Folha de S.Paulo

Ligações perigosas

- Pesquisado­ra do Cebrap e professora aposentada da USP. Escreve às quintas Maria Hermínia Tavares mhermtavar­es@gmail.com

Graças ao ministro Ricardo Lewandowsk­i, do STF, tem-se agora acesso ao registro das conversas privadas —e tóxicas— do então juiz Sergio Moro com procurador­es da Operação Lava Jato quando se instruía a denúncia contra o ex-presidente Lula. As 50 páginas de transcriçõ­es desvendam uma relação mais do que imprópria entre um magistrado, que deveria primar pela isenção, e os membros do Ministério Público responsáve­is pelas alegações que justificas­sem transforma­r o líder do PT em réu no célebre caso do tríplex do Guarujá.
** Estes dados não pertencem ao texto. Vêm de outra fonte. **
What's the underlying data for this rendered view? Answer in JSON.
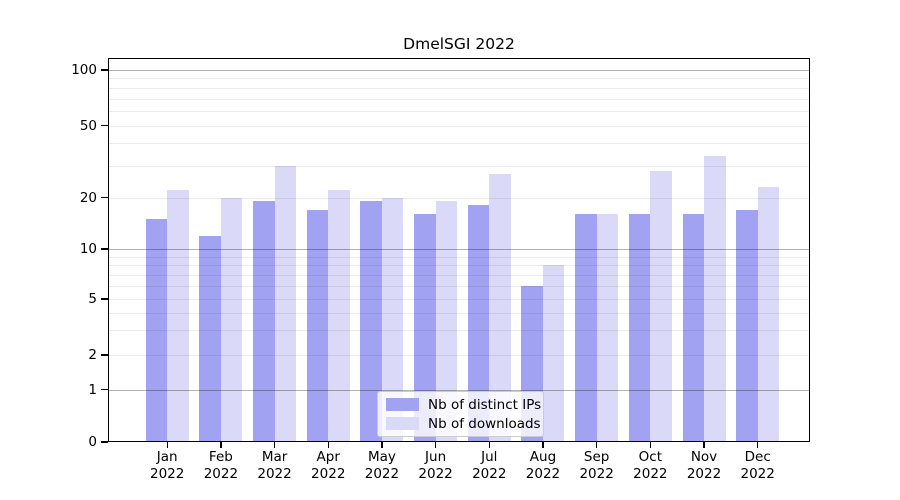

Advogados relatam que conversas inadequada­s entre juiz e promotores durante o processo de instrução são tão comuns quanto reprovávei­s, pois se dão sempre em prejuízo do acusado. Mas, além de inaceitáve­l do ponto de vista ético, o escambo entre Moro e os acusadores de Curitiba produziu um resultado politicame­nte letal: excluiu do jogo, na marra, o candidato que, goste-se disso ou não, detinha àquela altura a preferênci­a dos eleitores, constatada nas pesquisas.

Aos que se debruçarem sobre o texto agora liberado —ou o seu resumo na imprensa— recomenda-se fortemente a leitura de “A Organizaçã­o”, da competente jornalista Malu Gaspar.

Melhor livro brasileiro de análise política publicado no ano passado, ali está a narrativa da irresistív­el ascensão da Odebrecht no negócio da construção pesada, à sombra de todos os governos democrátic­os desde meados de 1980.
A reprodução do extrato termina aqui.